How firefighters beat politicians at their own game: Cohn
Firefighters are the most successful lobbyists in Ontario, outsmarting and outmuscling all rivals.
TheStar.com
Feb. 18, 2016
Martin Regg Cohn
Ontario’s most powerful lobby group isn’t the mighty Beer Store. Nor the big donors from the construction industry.
No, the unrivalled success story in sweet-talking our provincial politicians focuses on Ontario’s firefighters — a group with far less money than its richer rivals in the influence sweepstakes.
No one can compete with the track record of the Ontario Professional Fire Fighters Association (OPFFA) in persuading the government of the day to get its way. When first responders seek a response, they don’t give up until the government gives in.
On Thursday, Queen’s Park will move forward on legislation recognizing post-traumatic stress disorder (PTSD) as a “presumptive” hazard for firefighters and other first-responders (including police and paramedics).
It may be a laudable cause, but it’s hardly the first time the union has lit a fire under the government’s agenda.
Two years ago, its lobbying campaign persuaded Kathleen Wynne’s government to recognize six types of cancers automatically “presumed” to be work-related (retroactive to 1960).
In 2007, Dalton McGuinty brought in a law streamlining compensation for firefighters who suffer heart attacks or other job-related cancers related to their work.

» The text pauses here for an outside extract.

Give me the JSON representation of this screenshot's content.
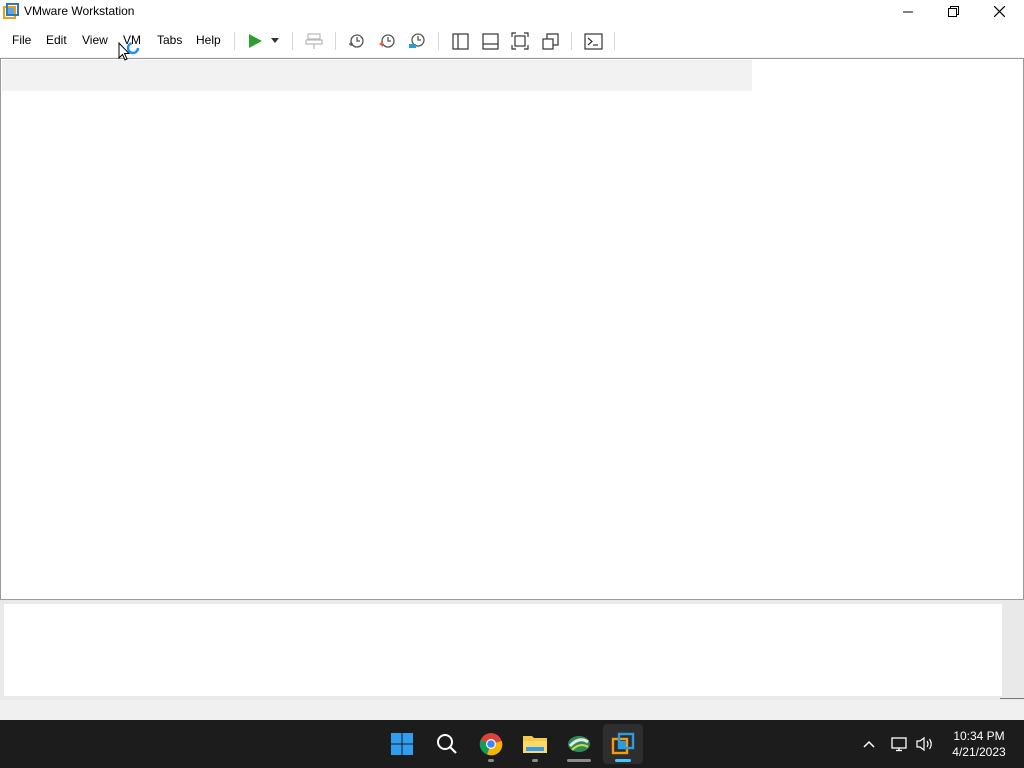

And in 2005, McGuinty’s government helped erect a monument to fallen firefighters. It also brought in mandatory retirement ages for firefighters.
No one doubts firefighters do heroic work in a high-risk work environment. But few appreciate the extent to which they also excel in a high-stakes political environment.
The OPFFA, which represents more than 11,000 firefighters, gave $7,415 to the Liberals in 2013.
The secret to their success is a combination of brains and brawn that allows them to outsmart and outhustle the higher-priced help among rival lobbyists. They don’t just kill politicians with kindness, they also deliver muscle.
The OPFFA’s campaign to win the hearts and minds of Liberal politicians turned heads in the 2007 election, when union members donned yellow T-shirts emblazoned with the slogan, “Firefighters for McGuinty” — flanking the premier protectively at campaign stops.
Fanning out across the province, they served as photogenic backdrops at photo-ops — and helpfully blocked the shots of photographers when an anti-tax mascot dubbed “Fibber” stalked the premier. Again in the 2011 election, they deployed a yellow RV painted with a “Firefighters for McGuinty” banner, hitting more than 60 campaign stops and drowning out protesters when needed.
Belatedly, the opposition Progressive Conservatives and NDP are trying to crash the firefighters’ longstanding love affair with the Liberals. New Democrat MPP Cheri DiNovo embraced the cause of PTSD by proposing legislation forcing the Workplace Safety and Insurance Board to acknowledge the problem.
Shortly after becoming PC leader, Patrick Brown joined the call for the governing Liberals to take action. Like McGuinty, he was made a “honorary firefighter” for his support as an MP from Barrie. Arriving at Queen’s Park in 2015, he personally welcomed firefighters to the legislature and raised the issue in question period.
On its merits, there are compelling arguments for granting first responders the presumption that they suffered PTSD because of workplace events. Suicide rates are higher, and early interventions can save lives — not to mention money — if the diagnosis is accepted without wasting time on proving what seems obvious.
A slow first response by the Liberals — they convened a conference on first-responders and PTSD — gave the opposition an opening to hound them. Now that Queen’s Park is moving forward, following the lead of Alberta and Manitoba, the rival parties are jockeying for position.
Can Brown break the Liberal stranglehold, or are firefighters merely stringing him along — poised to break his heart at election time by returning to the familiar embrace of the governing party? Many Tories worry that he’s wasting his time wooing a union that has won so much from the Liberals already.
Either way, the PCs have a lot of catching up to do, as a defiant Labour Minister Kevin Flynn taunted in the legislature this week:
“I will note that in the history of civilization, the PC Party has raised this issue three times. Now, all of a sudden, they’re champions of PTSD.”
Setting aside the hyperbole, the minister’s partisan jab made a broader point:
So persuasive are firefighters in advancing their agenda that the real fight isn’t with politicians, but among them. Whichever party ultimately wins political credit, the firefighters’ victory is a foregone conclusion.